The recommendation was made by Parliament's Business Select Committee in its report on the controversial payday lending industry, which is accused by critics of legal loan sharking.
Research by media regulator Ofcom found that children aged between 4 and 15 saw 3 million payday loan adverts in 2008. By 2012, this had rocketed to 596 million – taking the average to 70 per child.
"It is worrying that our children are being exposed to such an extent to adverts that can present payday loans as a fun, easy and appropriate way to access finance," said Adrian Bailey, chairman of the business committee.
"Children's programmes are simply not an acceptable place for payday loan adverts."
The committee's report also made a series of proposals to banking watchdog the Financial Conduct Authority on how best to manage and regulate payday lenders.
MPs said lenders should be forced to add "health warnings", such as how a payday loan affects an individual's credit rating, at every stage of the application process.
The FCA must get payday lenders to resubmit their borrower affordability tests for regulatory approval before they can carry on doing business, as well as strong-arm the industry into establishing real-time data sharing by July 2014 to stop lending to already leveraged consumers.
And borrowers should only be allowed one rollover on their repayments, a process that lengthens the life of the initial loan for those struggling to pay it back, a stricter rule than the two rollover limit currently proposed by Chancellor George Osborne.
"If a customer misses a loan repayment it is evidence that they are in financial difficulty and that the lending is unsustainable," said Bailey.
"It is not, as some payday loan companies seem to think, reason for offering a rollover.
"Payday loans should only be considered as a response to occasional financial shortfalls, not longer-term financial difficulty.
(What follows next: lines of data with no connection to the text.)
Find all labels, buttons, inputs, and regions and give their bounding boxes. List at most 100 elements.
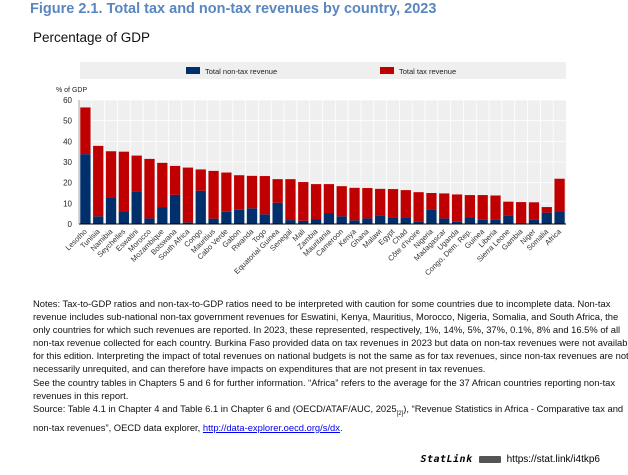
bar-tax bbox=[451, 194, 463, 222]
y-tick-label: 10 bbox=[63, 199, 72, 208]
legend-label: Total non-tax revenue bbox=[205, 67, 277, 76]
note-line: for this edition. Interpreting the impac… bbox=[33, 350, 628, 362]
bar-tax bbox=[182, 167, 194, 223]
bar-non-tax bbox=[323, 213, 335, 224]
bar-non-tax bbox=[451, 221, 463, 224]
y-tick-label: 50 bbox=[63, 117, 72, 126]
bar-tax bbox=[426, 193, 437, 210]
y-tick-label: 0 bbox=[68, 220, 73, 229]
bar-non-tax bbox=[464, 218, 476, 224]
note-line: revenue includes sub-national non-tax go… bbox=[33, 311, 619, 323]
bar-non-tax bbox=[413, 221, 424, 224]
bar-non-tax bbox=[285, 220, 296, 224]
bar-non-tax bbox=[375, 215, 386, 224]
bar-tax bbox=[439, 193, 450, 219]
bar-tax bbox=[118, 151, 129, 213]
bar-non-tax bbox=[541, 212, 552, 224]
bar-tax bbox=[528, 202, 540, 220]
bar-non-tax bbox=[298, 220, 309, 224]
bar-non-tax bbox=[349, 220, 360, 224]
note-line: only countries for which such revenues a… bbox=[33, 324, 621, 336]
note-line: necessarily unrequited, and can therefor… bbox=[33, 363, 486, 375]
source-ref[interactable]: [2] bbox=[396, 410, 404, 417]
bar-non-tax bbox=[336, 216, 347, 224]
bar-non-tax bbox=[310, 219, 322, 224]
figure-title: Figure 2.1. Total tax and non-tax revenu… bbox=[30, 1, 437, 17]
statlink-logo-icon bbox=[478, 456, 501, 463]
legend-label: Total tax revenue bbox=[399, 67, 456, 76]
statlink-url[interactable]: https://stat.link/i4tkp6 bbox=[506, 454, 600, 465]
bar-tax bbox=[503, 201, 514, 216]
y-tick-label: 20 bbox=[63, 179, 72, 188]
bar-non-tax bbox=[93, 216, 104, 224]
bar-tax bbox=[131, 155, 142, 192]
source-text: . bbox=[339, 421, 343, 433]
bar-non-tax bbox=[426, 209, 437, 224]
figure-subtitle: Percentage of GDP bbox=[33, 30, 151, 45]
bar-tax bbox=[375, 188, 386, 216]
statlink[interactable]: StatLink https://stat.link/i4tkp6 bbox=[420, 454, 600, 465]
bar-tax bbox=[490, 195, 501, 220]
bar-tax bbox=[516, 202, 527, 223]
bar-tax bbox=[93, 145, 104, 217]
y-axis-label: % of GDP bbox=[56, 87, 87, 94]
bar-non-tax bbox=[118, 212, 129, 224]
source-line: Source: Table 4.1 in Chapter 4 and Table… bbox=[33, 402, 623, 421]
bar-non-tax bbox=[259, 214, 270, 224]
bar-non-tax bbox=[387, 217, 399, 224]
legend-swatch bbox=[186, 67, 200, 74]
source-text: ), “Revenue Statistics in Africa - Compa… bbox=[403, 402, 624, 414]
bar-tax bbox=[541, 207, 552, 213]
bar-non-tax bbox=[105, 197, 117, 224]
source-text: Source: Table 4.1 in Chapter 4 and Table… bbox=[33, 402, 397, 414]
bar-tax bbox=[323, 184, 335, 214]
bar-non-tax bbox=[144, 218, 155, 224]
bar-non-tax bbox=[400, 217, 411, 224]
bar-non-tax bbox=[195, 190, 206, 224]
y-tick-label: 30 bbox=[63, 158, 72, 167]
bar-non-tax bbox=[516, 222, 527, 224]
bar-non-tax bbox=[234, 209, 245, 224]
bar-tax bbox=[208, 170, 219, 219]
bar-tax bbox=[169, 165, 181, 195]
bar-non-tax bbox=[221, 211, 232, 224]
bar-tax bbox=[221, 172, 232, 212]
y-tick-label: 40 bbox=[63, 137, 72, 146]
bar-non-tax bbox=[157, 207, 168, 224]
bar-non-tax bbox=[182, 222, 194, 224]
bar-tax bbox=[285, 179, 296, 221]
bar-non-tax bbox=[439, 218, 450, 224]
source-line: non-tax revenues”, OECD data explorer, h… bbox=[33, 421, 603, 434]
bar-tax bbox=[246, 175, 258, 209]
bar-tax bbox=[400, 190, 411, 218]
source-text: non-tax revenues”, OECD data explorer, bbox=[33, 421, 203, 433]
note-line: See the country tables in Chapters 5 and… bbox=[33, 376, 616, 388]
bar-tax bbox=[195, 169, 206, 191]
bar-non-tax bbox=[490, 219, 501, 224]
bar-tax bbox=[157, 162, 168, 208]
bar-tax bbox=[234, 175, 245, 210]
bar-non-tax bbox=[477, 219, 488, 224]
bar-non-tax bbox=[246, 208, 258, 224]
bar-non-tax bbox=[169, 194, 181, 224]
source-link[interactable]: http://data-explorer.oecd.org/s/dx bbox=[202, 421, 340, 433]
note-line: Notes: Tax-to-GDP ratios and non-tax-to-… bbox=[33, 298, 611, 309]
note-line: non-tax revenue collected for each count… bbox=[33, 337, 628, 349]
statlink-brand: StatLink bbox=[420, 454, 473, 465]
bar-non-tax bbox=[272, 202, 283, 224]
bar-tax bbox=[272, 179, 283, 203]
bar-tax bbox=[554, 178, 565, 213]
bar-tax bbox=[80, 107, 91, 155]
stacked-bar-chart: Total non-tax revenue Total tax revenue 0 1… bbox=[56, 62, 566, 277]
bar-tax bbox=[413, 192, 424, 222]
bar-tax bbox=[477, 195, 488, 220]
bar-tax bbox=[387, 189, 399, 218]
bar-tax bbox=[259, 176, 270, 215]
bar-tax bbox=[144, 158, 155, 219]
bar-non-tax bbox=[554, 212, 565, 224]
bar-non-tax bbox=[503, 215, 514, 224]
bar-tax bbox=[298, 182, 309, 221]
bar-non-tax bbox=[131, 191, 142, 224]
note-line: revenues in this report. bbox=[33, 389, 129, 401]
bar-tax bbox=[464, 195, 476, 219]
Rolling loans over multiple times makes them long-term, and therefore inappropriate. Limiting to one rollover would ensure that they are kept short term."
In November, Osborne unveiled plans to cap the sky-high interest rates offered on payday loans. The precise cap will be determined by the FCA and added to the Banking Reform Bill currently working its way through parliament.
The UK payday lending sector is worth £2bn. Its value has doubled since 2008/2009. Current figures show that this corresponds to between 7.4 and 8.2 million new loans.
Despite these loans being described as one-off and short term, costing an average £25 per £100 for 30 days, up to half of payday lenders' revenue comes from loans that are rolled over or refinanced.